In the past 15 or 20 years, it has been passed down through generations, where Mr Aslam, of the second generation, is the youngest who was present when the restaurant first started, he started as an unpaid waiter at the home, ‘like any Asian family’.
In representing Bradford and West Yorkshire, he says “I used to go to London when it was the curry capital of the UK, at that stage, I was trying to tell them there is a life outside M25, London has more chefs and we have more cooks, we need to develop, which is developing nicely, than what was happening 15 or 20 years ago.
“But there is a difference between a cook and a chef, chef has to create something, cook just cooks it”.
He adds “The food quality is better in Bradford than in London. They need to learn a lot from Bradford, we have come a long way, 45 years, we couldn’t imagine doing something like that 40 or 30 years ago”.
The Aagrah franchise became a social place to eat and drink with comrades and family members, rather than having a cheap meal after a drink, as Mr Aslam reflects on this, he says “There was a time going for a curry, a hot one, was just trying to impress your colleagues after pub trade, I said no, subcontinent Indian food is not that cheap.
“They need to dress up, come to the restaurants with good ambience, having a drink, rather than coming after the pub, have a drink, have a complete night out, bring the families out and dress up for the occasion, was always my aim, which we started right from Pudsey, well from 77’ onwards”.
Aagrah having won many accolades over the years, had the highest accolade to date, when Mr Aslam was awarded, for his services to the Hospitality Industry, an MBE, Special Recognition Award, presented by David Cameron, at the British Curry Awards 2013, for which he received a standing ovation.

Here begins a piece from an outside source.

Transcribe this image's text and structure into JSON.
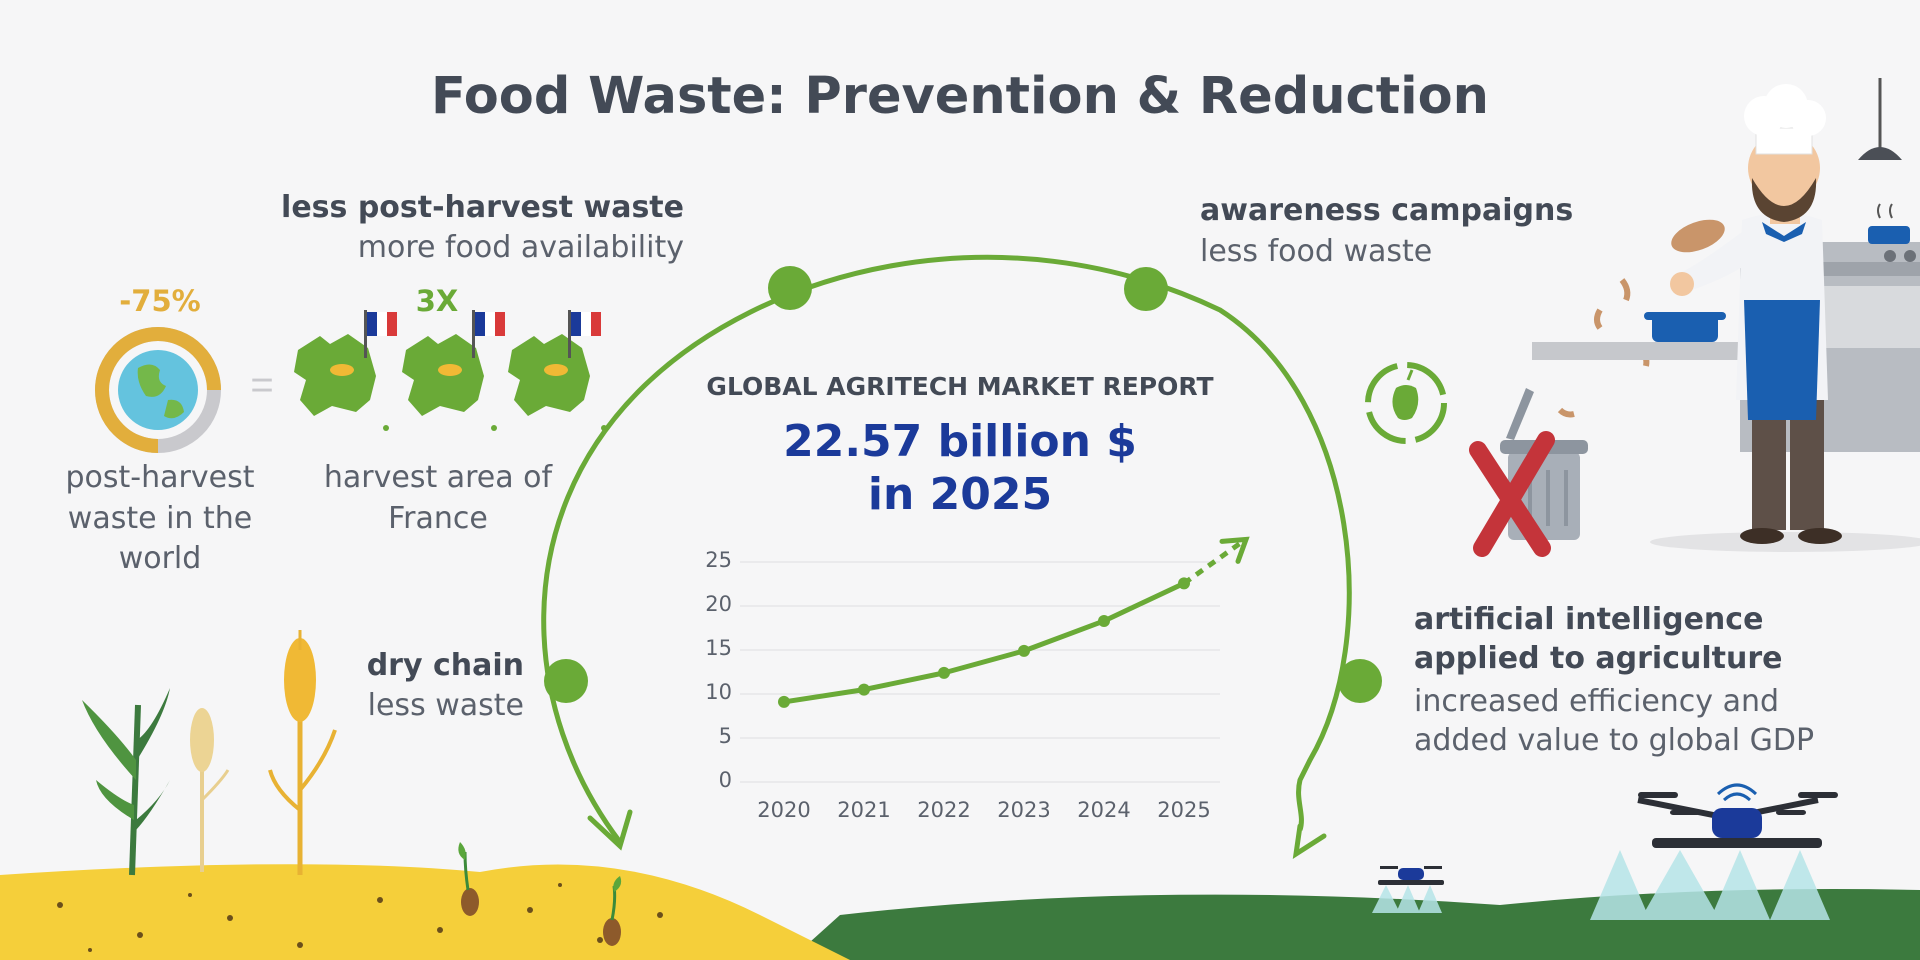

Reflecting on this, he said, “Every accolade we have won, it had made me and my team work harder to prove that we are doing the right thing and we deserve it”.
The Managing Director says being awarded the MBE, was unexpected, “When I was going to the table, I looked at David Cameron, and I said what is the prime minister doing here, must be a look-alike.
“I was completely unaware of it when it was announced, I could sense it when it was announced, we got a standing ovation from the audience, it was absolutely unbelievable, I didn’t dream of something like that”.
Being the youngest brother in the family, Mr Aslam talked about how he was the type of person who didn’t know “how to boil an egg”.
Like many families 45 years ago, Mr Aslam said “we never used to go out or get a takeaway”, as he shares his favourite food is fish and chips “because when you’re into spicy food most of the time, you need something plain, but appealing”.
Moving to London to pursue his studies, he began cooking for himself, and realised it was for him.
“I started to look at other chefs, reading about the cuisine and history, because you’ve got to know the history and understand the regions when it comes to the cuisine, it’s a vast area to cover” he added.
In 1978, he began taking interest in watching the chefs preparing, “I got up one day when I had the idea and I spent all day on my own, doing the preparation, what usually takes the chef an hour, and when he came in the evening, he asked who did that, and when he tried it he replied, it’s okay and I thought it must be brilliant because you have to understand, it is a chef talking”.
His advice to those wanting to start their own business in the hospitality sector was “Never give up, you must have a vision of what you want to achieve, you must make a decision about what you want to learn, it’s not easy, but in simple words, your staff, people working with you have to respect them and deal with them with dignity, so they feel they are part of you”.
Congratulations on celebrating 45 years, a huge milestone for the curry kings of Yorkshire.